Alors que les tensions au Proche-Orient incitent de nombreux résidents et expatriés à quitter précipitamment les Émirats arabes unis, une crise moins visible se développe en parallèle : celle des animaux domestiques abandonnés. À Dubaï, plusieurs refuges tirent la sonnette d’alarme face à une multiplication des cas d’abandon.
Des organisations de protection animale, à l’image de K9 Friends, affirment être submergées d’appels de propriétaires dépassés par leur départ imminent. Chiens, chats mais aussi lapins se retrouvent livrés à eux-mêmes, abandonnés dans les rues, près des poubelles ou parfois même dans le désert. Pour les associations, cet exode lié aux préoccupations sécuritaires se transforme progressivement en véritable catastrophe pour la cause animale.
La situation est d’autant plus préoccupante que certains propriétaires tentent d’obtenir l’euthanasie d’animaux pourtant en parfaite santé. Selon des vétérinaires locaux, ces demandes sont parfois motivées par le coût élevé du transport international des animaux ou par les démarches administratives jugées trop complexes.
Aux frontières du pays, notamment vers Oman, d’autres cas d’abandon sont également signalés. Des animaux y seraient laissés sur place lorsque les documents sanitaires exigés — vaccins à jour ou analyses sanguines — ne peuvent être fournis. Ces procédures nécessitent parfois plusieurs semaines, un délai incompatible avec des départs organisés dans l’urgence.

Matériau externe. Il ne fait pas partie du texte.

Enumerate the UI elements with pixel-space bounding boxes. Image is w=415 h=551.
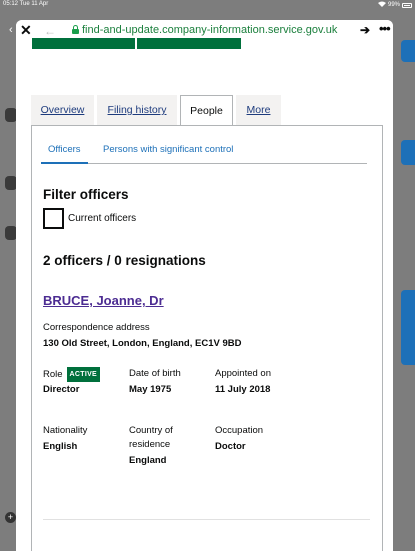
address-label: Correspondence address	[43, 322, 150, 333]
subtab-officers[interactable]: Officers	[48, 144, 81, 155]
battery-icon	[402, 2, 412, 8]
status-badge: ACTIVE	[66, 367, 101, 382]
green-action-button[interactable]	[32, 38, 135, 49]
country-value: England	[129, 455, 167, 466]
role-value: Director	[43, 384, 80, 395]
current-officers-checkbox[interactable]	[43, 208, 64, 229]
tab-filing-history[interactable]: Filing history	[97, 95, 177, 126]
browser-sheet: ✕ ← find-and-update.company-information.…	[16, 20, 393, 551]
checkbox-label[interactable]: Current officers	[68, 213, 136, 224]
officers-count-heading: 2 officers / 0 resignations	[43, 253, 206, 268]
nationality-label: Nationality	[43, 425, 88, 436]
forward-arrow-icon[interactable]: ➔	[360, 23, 370, 37]
background-message-bubble	[401, 40, 415, 62]
background-plus-icon: +	[5, 512, 16, 523]
background-back-icon: ‹	[9, 24, 13, 36]
tab-label: More	[246, 104, 271, 116]
tab-overview[interactable]: Overview	[31, 95, 94, 126]
tab-more[interactable]: More	[236, 95, 281, 126]
subtab-psc[interactable]: Persons with significant control	[103, 144, 233, 155]
background-message-bubble	[401, 140, 415, 165]
occupation-label: Occupation	[215, 425, 264, 436]
status-indicators: 99%	[377, 1, 412, 9]
tab-label: Filing history	[107, 104, 167, 116]
tab-people[interactable]: People	[180, 95, 233, 127]
tab-label: Overview	[40, 104, 85, 116]
company-tabs: Overview Filing history People More	[31, 95, 371, 127]
lock-icon	[72, 25, 79, 34]
background-message-bubble	[401, 290, 415, 365]
filter-heading: Filter officers	[43, 187, 129, 202]
subtab-active-indicator	[41, 162, 88, 164]
dob-value: May 1975	[129, 384, 172, 395]
green-action-button[interactable]	[137, 38, 241, 49]
nationality-value: English	[43, 441, 78, 452]
role-label: Role ACTIVE	[43, 367, 101, 382]
appointed-value: 11 July 2018	[215, 384, 271, 395]
officer-name-link[interactable]: BRUCE, Joanne, Dr	[43, 293, 164, 308]
role-label-text: Role	[43, 369, 63, 380]
record-divider	[43, 519, 370, 520]
status-bar: 05:12 Tue 11 Apr 99%	[0, 0, 415, 10]
back-arrow-icon[interactable]: ←	[44, 24, 56, 38]
subtabs-divider	[41, 163, 367, 164]
address-value: 130 Old Street, London, England, EC1V 9B…	[43, 338, 242, 349]
country-label-line1: Country of	[129, 425, 173, 436]
tab-label: People	[190, 105, 223, 117]
url-address[interactable]: find-and-update.company-information.serv…	[82, 24, 337, 36]
more-menu-icon[interactable]: •••	[379, 21, 391, 36]
country-label-line2: residence	[129, 439, 171, 450]
wifi-icon	[377, 1, 386, 9]
status-time: 05:12 Tue 11 Apr	[3, 1, 49, 7]
appointed-label: Appointed on	[215, 368, 271, 379]
dob-label: Date of birth	[129, 368, 181, 379]
close-icon[interactable]: ✕	[20, 22, 32, 39]
occupation-value: Doctor	[215, 441, 246, 452]
battery-percent: 99%	[387, 2, 400, 8]
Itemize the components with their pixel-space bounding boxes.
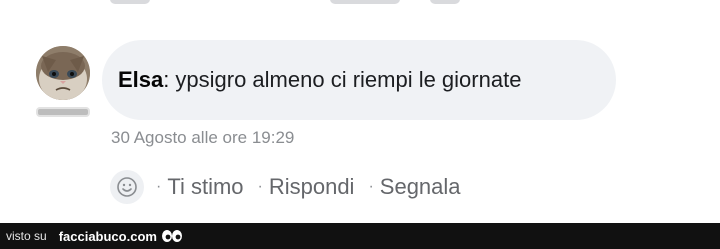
action-separator: ·: [156, 178, 162, 195]
eyes-icon: [161, 228, 183, 244]
report-link[interactable]: Segnala: [380, 174, 461, 200]
like-link[interactable]: Ti stimo: [167, 174, 243, 200]
action-separator: ·: [368, 178, 374, 195]
author-separator: :: [163, 67, 170, 92]
site-name[interactable]: facciabuco.com: [59, 229, 157, 244]
reaction-button[interactable]: [110, 170, 144, 204]
watermark-bar: visto su facciabuco.com: [0, 223, 720, 249]
comment-text: ypsigro almeno ci riempi le giornate: [175, 67, 522, 92]
comment-timestamp[interactable]: 30 Agosto alle ore 19:29: [111, 128, 294, 148]
smiley-icon: [117, 177, 137, 197]
avatar-status-bar: [36, 107, 90, 117]
grumpy-cat-avatar: [36, 46, 90, 100]
previous-comment-fragment: [110, 0, 470, 6]
action-separator: ·: [257, 178, 263, 195]
avatar[interactable]: [36, 46, 90, 100]
comment-bubble: Elsa : ypsigro almeno ci riempi le giorn…: [102, 40, 616, 120]
comment-actions: · Ti stimo · Rispondi · Segnala: [110, 170, 461, 204]
seen-on-label: visto su: [6, 229, 47, 243]
reply-link[interactable]: Rispondi: [269, 174, 355, 200]
comment-author[interactable]: Elsa: [118, 67, 163, 93]
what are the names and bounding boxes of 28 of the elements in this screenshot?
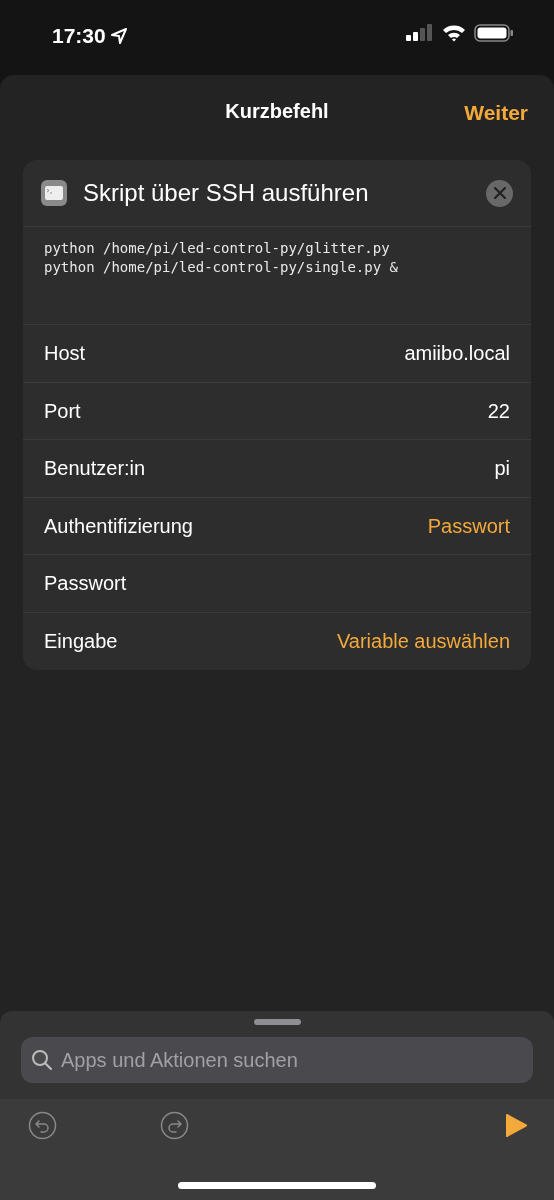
location-arrow-icon: [109, 26, 128, 45]
row-label: Port: [44, 398, 81, 424]
value-link[interactable]: Passwort: [427, 510, 510, 541]
script-field[interactable]: python /home/pi/led-control-py/glitter.py python /home/pi/led-control-py/single.py &: [23, 227, 531, 325]
undo-button[interactable]: [28, 1111, 57, 1140]
battery-icon: [474, 24, 514, 42]
next-button[interactable]: Weiter: [464, 97, 528, 129]
close-icon: [493, 187, 506, 199]
row-label: Host: [44, 341, 86, 367]
wifi-icon: [442, 24, 466, 42]
run-button[interactable]: [505, 1113, 528, 1139]
close-button[interactable]: [486, 179, 513, 207]
terminal-icon: [41, 180, 67, 206]
row-label: Eingabe: [44, 629, 118, 655]
redo-button[interactable]: [160, 1111, 189, 1140]
drag-handle[interactable]: [253, 1019, 301, 1025]
action-title: Skript über SSH ausführen: [83, 178, 370, 208]
search-field[interactable]: Apps und Aktionen suchen: [21, 1037, 533, 1083]
signal-icon: [406, 24, 434, 42]
row-value: 22: [487, 398, 510, 424]
row-label: Passwort: [44, 571, 127, 597]
row-label: Authentifizierung: [44, 513, 193, 539]
clock-time: 17:30: [52, 23, 106, 49]
value-link[interactable]: Variable auswählen: [336, 626, 510, 657]
sheet-title: Kurzbefehl: [225, 99, 329, 124]
row-label: Benutzer:in: [44, 456, 146, 482]
row-value: amiibo.local: [404, 341, 510, 367]
row-value: pi: [494, 456, 510, 482]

Face au manque d’infrastructures d’accueil à grande échelle, la mobilisation se fait surtout sur les réseaux sociaux. Des bénévoles, notamment ceux regroupés autour du compte UAE Animal Community, multiplient les appels pour trouver en urgence des familles d’accueil. Chatons abandonnés dans des cartons, chiens attachés à des lampadaires : les signalements se succèdent.
Malgré ces élans de solidarité, les défenseurs des animaux s’inquiètent de l’ampleur du phénomène. Ils appellent les expatriés à assumer pleinement leur responsabilité envers leurs animaux de compagnie, estimant que sans une prise de conscience collective, ces derniers continueront de payer le prix humain des crises géopolitiques.